Friday, April 13, 2012

The Barkley Marathons...

Very few people in the world are aware of the existence of ultra marathons. They think that the normal 26.2 mile marathon is the longest running race out there. I myself was one of these people untill about 2 years ago when I read "Born to Run" which is basically a story about ultra running.

The thought of running long distances had always fascinated me. Something in my little pea sized brain clicks with running. As a punk highschool kid my favorite sport was Cross Country, and my favorite workouts were the few occasional long runs that coach would have us do. Before I started running again as an "adult", I would often fantasize about running across the great state of Texas, not aware that there were actual organized races that did almost this exact thing!

After learning about ultras, which come in "normal" flavors of 50k (32 miles), 50 mile, 100k (you guessed it! 62 miles!) To the coveted 100 mile. Of course theres races of all different types of distances, and even timed events ranging from 6 hours all the way up to multi day, even multi week, events. These are ran on every surface imaginable. Some, like the Rocky Racoon 50 miler I ran in Feburary, are ran on very easy, non technical trails. Others are on more technical trails held at higher elevations while climbing the sides of mountains such as the Leadville Trail 100. Theres even Badwater, which is a 135 mile death march down a paved road through Death Valley where the road gets so hot it melts your shoes.

All of these races are enough to make the average human cringe in fear.
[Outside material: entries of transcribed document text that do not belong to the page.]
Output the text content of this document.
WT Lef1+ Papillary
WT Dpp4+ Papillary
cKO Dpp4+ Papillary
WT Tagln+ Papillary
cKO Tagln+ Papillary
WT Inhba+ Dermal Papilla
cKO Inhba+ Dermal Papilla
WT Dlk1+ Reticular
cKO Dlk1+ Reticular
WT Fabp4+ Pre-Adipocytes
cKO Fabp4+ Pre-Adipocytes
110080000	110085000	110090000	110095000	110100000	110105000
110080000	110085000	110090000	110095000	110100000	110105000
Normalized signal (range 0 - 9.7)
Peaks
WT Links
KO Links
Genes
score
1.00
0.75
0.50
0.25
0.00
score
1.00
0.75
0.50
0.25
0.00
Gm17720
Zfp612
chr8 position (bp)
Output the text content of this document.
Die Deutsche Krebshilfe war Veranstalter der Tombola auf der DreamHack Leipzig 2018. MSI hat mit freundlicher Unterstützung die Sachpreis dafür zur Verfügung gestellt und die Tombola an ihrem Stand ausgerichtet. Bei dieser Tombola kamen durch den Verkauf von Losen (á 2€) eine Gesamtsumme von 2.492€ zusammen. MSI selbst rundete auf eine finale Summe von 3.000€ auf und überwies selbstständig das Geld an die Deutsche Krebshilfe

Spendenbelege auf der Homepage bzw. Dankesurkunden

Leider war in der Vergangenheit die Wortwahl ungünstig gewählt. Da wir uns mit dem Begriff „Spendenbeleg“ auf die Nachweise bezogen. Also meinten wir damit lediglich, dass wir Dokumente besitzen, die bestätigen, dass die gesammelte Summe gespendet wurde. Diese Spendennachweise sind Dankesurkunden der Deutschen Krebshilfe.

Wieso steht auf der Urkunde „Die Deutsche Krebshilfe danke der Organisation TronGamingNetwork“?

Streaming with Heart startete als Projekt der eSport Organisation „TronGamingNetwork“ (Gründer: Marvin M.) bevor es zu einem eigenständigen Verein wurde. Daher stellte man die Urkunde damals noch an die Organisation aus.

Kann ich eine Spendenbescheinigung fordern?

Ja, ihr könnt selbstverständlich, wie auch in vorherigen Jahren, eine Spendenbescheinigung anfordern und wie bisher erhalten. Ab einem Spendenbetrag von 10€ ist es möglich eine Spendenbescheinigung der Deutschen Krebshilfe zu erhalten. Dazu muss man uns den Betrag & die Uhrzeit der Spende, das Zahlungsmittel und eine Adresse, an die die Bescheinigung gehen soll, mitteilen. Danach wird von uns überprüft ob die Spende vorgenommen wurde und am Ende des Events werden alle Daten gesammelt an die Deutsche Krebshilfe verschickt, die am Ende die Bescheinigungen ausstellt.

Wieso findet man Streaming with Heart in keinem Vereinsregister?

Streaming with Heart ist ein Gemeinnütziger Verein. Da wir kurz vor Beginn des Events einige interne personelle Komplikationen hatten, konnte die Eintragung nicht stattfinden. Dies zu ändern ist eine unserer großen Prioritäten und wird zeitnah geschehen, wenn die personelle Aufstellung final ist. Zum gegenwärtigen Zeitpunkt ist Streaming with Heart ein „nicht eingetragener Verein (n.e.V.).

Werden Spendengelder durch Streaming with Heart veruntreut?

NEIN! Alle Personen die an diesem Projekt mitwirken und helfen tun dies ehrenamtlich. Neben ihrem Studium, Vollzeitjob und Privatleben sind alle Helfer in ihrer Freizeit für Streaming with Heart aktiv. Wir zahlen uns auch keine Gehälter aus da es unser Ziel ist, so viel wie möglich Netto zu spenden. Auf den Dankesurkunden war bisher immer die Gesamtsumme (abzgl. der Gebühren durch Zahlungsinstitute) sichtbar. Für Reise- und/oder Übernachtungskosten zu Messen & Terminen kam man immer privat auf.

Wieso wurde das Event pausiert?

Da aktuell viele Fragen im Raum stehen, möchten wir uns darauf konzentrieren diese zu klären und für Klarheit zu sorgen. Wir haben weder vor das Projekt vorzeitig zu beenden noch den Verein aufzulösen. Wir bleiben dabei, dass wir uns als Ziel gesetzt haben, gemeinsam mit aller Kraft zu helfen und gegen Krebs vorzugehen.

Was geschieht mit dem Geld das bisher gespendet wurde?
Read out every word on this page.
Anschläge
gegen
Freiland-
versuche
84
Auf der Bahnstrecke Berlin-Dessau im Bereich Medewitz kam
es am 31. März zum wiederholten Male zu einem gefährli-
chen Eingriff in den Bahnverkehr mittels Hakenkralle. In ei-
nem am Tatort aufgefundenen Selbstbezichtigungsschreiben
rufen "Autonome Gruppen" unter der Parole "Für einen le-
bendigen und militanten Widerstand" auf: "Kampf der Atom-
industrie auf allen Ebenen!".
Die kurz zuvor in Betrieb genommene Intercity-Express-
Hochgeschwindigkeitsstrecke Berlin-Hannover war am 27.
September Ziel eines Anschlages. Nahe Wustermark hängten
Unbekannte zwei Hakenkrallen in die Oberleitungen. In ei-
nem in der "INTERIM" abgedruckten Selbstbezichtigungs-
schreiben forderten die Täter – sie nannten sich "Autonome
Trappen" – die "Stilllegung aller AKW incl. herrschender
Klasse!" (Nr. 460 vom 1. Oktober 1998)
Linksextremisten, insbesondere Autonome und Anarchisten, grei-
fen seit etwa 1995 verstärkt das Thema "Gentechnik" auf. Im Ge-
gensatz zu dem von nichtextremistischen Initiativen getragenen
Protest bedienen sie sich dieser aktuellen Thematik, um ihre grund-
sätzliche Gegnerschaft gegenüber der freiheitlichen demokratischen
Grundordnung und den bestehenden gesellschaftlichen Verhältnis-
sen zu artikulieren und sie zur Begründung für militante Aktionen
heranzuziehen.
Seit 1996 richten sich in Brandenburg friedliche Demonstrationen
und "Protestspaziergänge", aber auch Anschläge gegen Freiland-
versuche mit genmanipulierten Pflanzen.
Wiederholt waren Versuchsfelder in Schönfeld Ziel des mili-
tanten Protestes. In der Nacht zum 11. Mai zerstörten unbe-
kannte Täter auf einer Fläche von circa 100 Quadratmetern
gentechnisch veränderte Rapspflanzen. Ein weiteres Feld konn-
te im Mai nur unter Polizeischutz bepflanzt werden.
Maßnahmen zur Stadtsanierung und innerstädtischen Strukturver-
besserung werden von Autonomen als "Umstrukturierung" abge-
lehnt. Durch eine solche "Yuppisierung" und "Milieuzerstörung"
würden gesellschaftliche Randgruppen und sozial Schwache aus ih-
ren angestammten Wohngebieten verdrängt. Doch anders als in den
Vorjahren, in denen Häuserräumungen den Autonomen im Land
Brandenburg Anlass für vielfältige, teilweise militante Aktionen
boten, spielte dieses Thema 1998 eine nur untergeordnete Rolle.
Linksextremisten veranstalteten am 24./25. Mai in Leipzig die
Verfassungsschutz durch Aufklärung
But for some, thats not good enough. Theres a small percentage of the population that wants to be pushed to the extreme limit of what is humanely possible. Both mentally, physically, and emotionally.

For these sick twisted individuals, theres the Barkley Marathons.

The Barkley Marathons is the bastard child of one Gary Cantrell, aka Lazarus Lake. It's called the Barkley Marathons because theres no exact distance of the race. In fact, theres not even an exact course. And it's not even really a race. It's basically hell on earth.

The race is held in "Frozen Head"state park in Tennessee on the weekend of April Fools. The "course" is through the park on a few marked trails, under an abandoned prison, up impossibly steep mountains, and across tench like ditches and bush whacking sans a machete your way through for 5 loops of approximately 20 miles each. The only way to validate that you have indeed ran the "course" is by visiting each of the 7~11 books places at random though the park and ripping out the page corresponding to your bib number. This works because there are no aid stations nor volunteers to be found at the Barkley. To make this even tougher, your surrounded by since of the creepiest looking woods found on this planet. To male that even more worse, the entire area is overran with "saw briars" which are essentially long branch looking plants covered in razor blades...

Sound bad? It gets worse.

The entire 100ish mile "course" contains 54,900 feet of climb and 54,900 feet of decent... Thats the equivalent of climbing and descending Mt. Everest... twice...

This is regarded by many as the toughest ultra marathon in the world. Need proof? It's been ran for 25 years, and still has over a 99% failure rate. In fact, only 12 people have ever conquered the entire 100 miles. To further reveal the true evil that is the Barkley, runners are given 60 hours to complete it, although I dont think most people have made it past the first 20 mile loop. Even fewer have completed the "fun run" which is 3 full loops. And the only 12 have completed the entire 5 loops.

This year history was made at the Barkley, and in a big BIG way.

This year not only was the old course record broken by several hours!!! But 3 people completed all 5 loops... The record setting Matt Mahoney is also the only person to have competed it twice! But dont let that fool you. Every year the race gets harder and harder. Lazarus Lake doesn't seem to be a big fan of people defeating the Barkley. So every year the course gets tougher. Every year he scoures the park, looking for something on the edge of impossible and adds it to the race. His goal with this race is to truely test the capability of the human being. Id say hes done a damn good job of it too!

...Does this race speak to me?

HELLS YES IT DOES!!!!

posted from Bloggeroid

Wednesday, April 4, 2012

Negative Splits

Yes, the infamous "Negative Split" that is oh so elusive to many distance runners.

I've been trying to train myself to run negative splits in the majority of my training runs lately for a few reasons.

It helps simulate running on tired legs, but really, what doesn't? More so, it simulates running faster after running at a decent pace for awhile. This helps with the final kick in a race.


The main reason for this is because it seems to take my body a good mile or so before its warmed up. So the first mile is usually slowest. Then I gradually pick up the pace and finish with a good strong mile.

I have been using this on shorter runs (10 miles and under), but for the first time this weekend I used it on a 20 miler! It was a BLAST! My last 10 miles were ran over 6 minutes faster than my first 10, and all 20 were way faster than I normally run for that long of a distance.

On my shorter runs I will progressively run every mile dater and faster, with the last mile usually coming in somewhere under 7 minutes.

Not sure how this will help me accomplish most of my goals since they dont require running that fast. But theres 2 or 3 on the list that will benifit tremendously from this.